Indem Kafka die Unzweckmäßigkeit der Mauer und die Durchlässigkeit der Grenze zwischen Chinesen und Nomaden, mithin Westjuden und Ostjuden inszeniert, bringt er innerjüdische Solidarität zum Ausdruck und demonstriert ein imaginiertes Kollektiv zwischen West- und Ostjuden.

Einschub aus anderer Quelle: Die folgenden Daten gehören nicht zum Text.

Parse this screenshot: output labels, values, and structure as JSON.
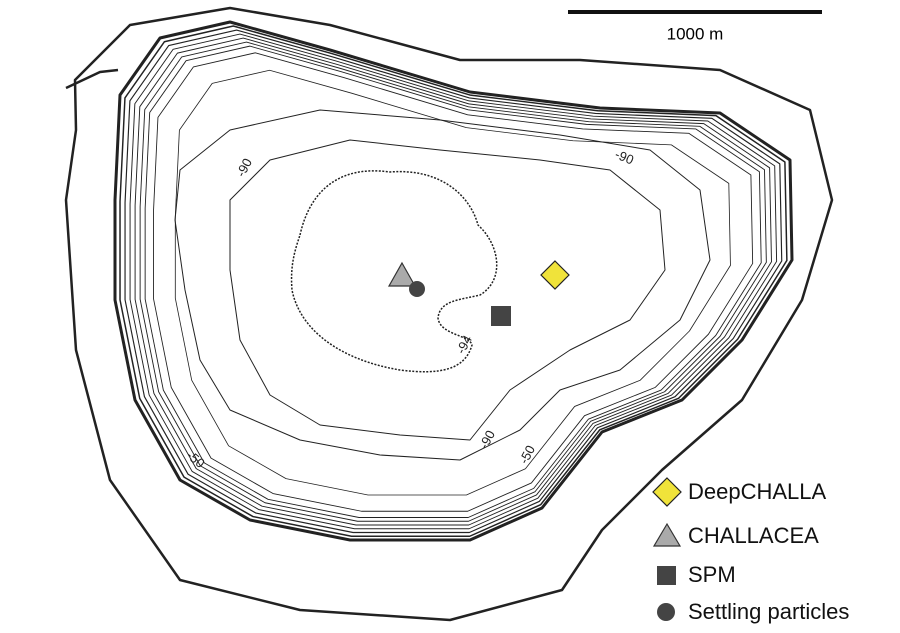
{
  "scale_bar": {
    "label": "1000 m"
  },
  "contour_labels": [
    "-90",
    "-90",
    "-90",
    "-94",
    "-50",
    "-50"
  ],
  "legend": [
    "DeepCHALLA",
    "CHALLACEA",
    "SPM",
    "Settling particles"
  ]
}
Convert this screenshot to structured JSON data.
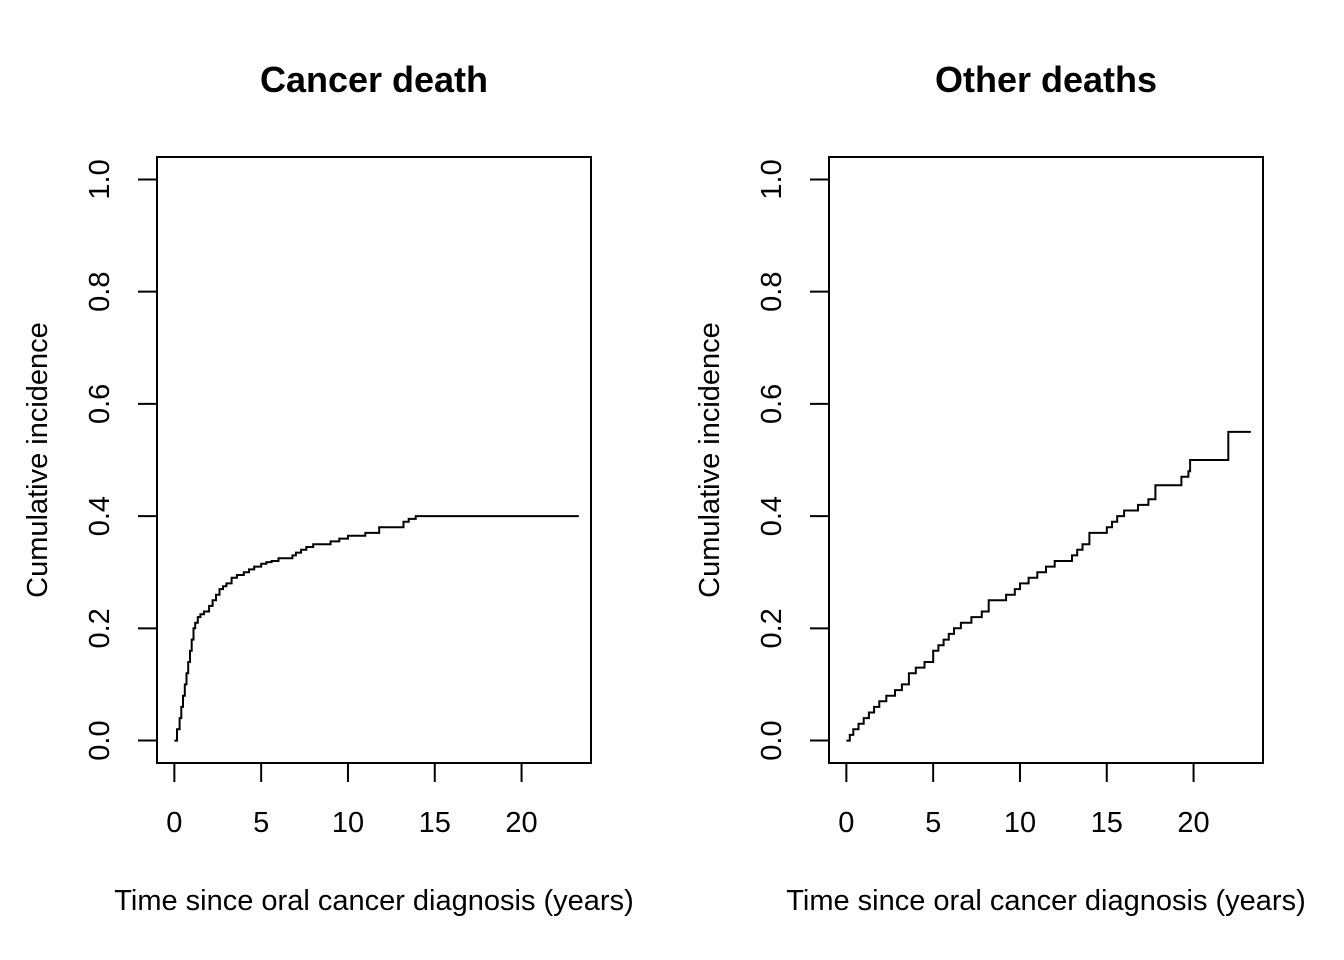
{
  "chart_data": [
    {
      "type": "line",
      "step": true,
      "title": "Cancer death",
      "xlabel": "Time since oral cancer diagnosis (years)",
      "ylabel": "Cumulative incidence",
      "xlim": [
        -1,
        24
      ],
      "ylim": [
        -0.04,
        1.04
      ],
      "xticks": [
        0,
        5,
        10,
        15,
        20
      ],
      "yticks": [
        0.0,
        0.2,
        0.4,
        0.6,
        0.8,
        1.0
      ],
      "xtick_labels": [
        "0",
        "5",
        "10",
        "15",
        "20"
      ],
      "ytick_labels": [
        "0.0",
        "0.2",
        "0.4",
        "0.6",
        "0.8",
        "1.0"
      ],
      "grid": false,
      "series": [
        {
          "color": "#000000",
          "x": [
            0,
            0.15,
            0.3,
            0.4,
            0.5,
            0.6,
            0.7,
            0.8,
            0.9,
            1.0,
            1.1,
            1.2,
            1.35,
            1.5,
            1.7,
            2.0,
            2.2,
            2.4,
            2.6,
            2.8,
            3.0,
            3.3,
            3.6,
            4.0,
            4.3,
            4.6,
            5.0,
            5.3,
            5.6,
            6.0,
            6.8,
            7.0,
            7.3,
            7.6,
            8.0,
            9.0,
            9.5,
            10.0,
            11.0,
            11.8,
            13.2,
            13.5,
            13.9,
            23.3
          ],
          "y": [
            0.0,
            0.02,
            0.04,
            0.06,
            0.08,
            0.1,
            0.12,
            0.14,
            0.16,
            0.18,
            0.2,
            0.21,
            0.22,
            0.225,
            0.23,
            0.24,
            0.25,
            0.26,
            0.27,
            0.275,
            0.28,
            0.29,
            0.295,
            0.3,
            0.305,
            0.31,
            0.315,
            0.318,
            0.32,
            0.325,
            0.33,
            0.335,
            0.34,
            0.345,
            0.35,
            0.355,
            0.36,
            0.365,
            0.37,
            0.38,
            0.39,
            0.395,
            0.4,
            0.4
          ]
        }
      ]
    },
    {
      "type": "line",
      "step": true,
      "title": "Other deaths",
      "xlabel": "Time since oral cancer diagnosis (years)",
      "ylabel": "Cumulative incidence",
      "xlim": [
        -1,
        24
      ],
      "ylim": [
        -0.04,
        1.04
      ],
      "xticks": [
        0,
        5,
        10,
        15,
        20
      ],
      "yticks": [
        0.0,
        0.2,
        0.4,
        0.6,
        0.8,
        1.0
      ],
      "xtick_labels": [
        "0",
        "5",
        "10",
        "15",
        "20"
      ],
      "ytick_labels": [
        "0.0",
        "0.2",
        "0.4",
        "0.6",
        "0.8",
        "1.0"
      ],
      "grid": false,
      "series": [
        {
          "color": "#000000",
          "x": [
            0,
            0.2,
            0.4,
            0.7,
            1.0,
            1.3,
            1.6,
            1.9,
            2.3,
            2.8,
            3.2,
            3.6,
            4.0,
            4.5,
            5.0,
            5.3,
            5.6,
            5.9,
            6.2,
            6.6,
            7.2,
            7.8,
            8.2,
            9.2,
            9.7,
            10.0,
            10.5,
            11.0,
            11.5,
            12.0,
            13.0,
            13.3,
            13.6,
            14.0,
            15.0,
            15.3,
            15.6,
            16.0,
            16.8,
            17.4,
            17.8,
            19.3,
            19.7,
            19.8,
            22.0,
            23.3
          ],
          "y": [
            0.0,
            0.01,
            0.02,
            0.03,
            0.04,
            0.05,
            0.06,
            0.07,
            0.08,
            0.09,
            0.1,
            0.12,
            0.13,
            0.14,
            0.16,
            0.17,
            0.18,
            0.19,
            0.2,
            0.21,
            0.22,
            0.23,
            0.25,
            0.26,
            0.27,
            0.28,
            0.29,
            0.3,
            0.31,
            0.32,
            0.33,
            0.34,
            0.35,
            0.37,
            0.38,
            0.39,
            0.4,
            0.41,
            0.42,
            0.43,
            0.455,
            0.47,
            0.48,
            0.5,
            0.55,
            0.55
          ]
        }
      ]
    }
  ]
}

Gerade das gehört zur Kafkas aktualhistorischer Intervention als Schriftsteller.

59 N.N.: Die Ostjudenfragen. II. Teil. In: Ost und West 1916, Heft 4-5, S. 145-174, hier S. 166.

60 Max Rosenfeld: Die jüdischen Gemeinden in Österreich. In: Der Jude 1917, Heft 3, S. 152-162, hier S. 156.

61 N.N.: Chronik. In: Jüdische Korrespondenz 1916, Heft 37, 10.10.1916, S. 3.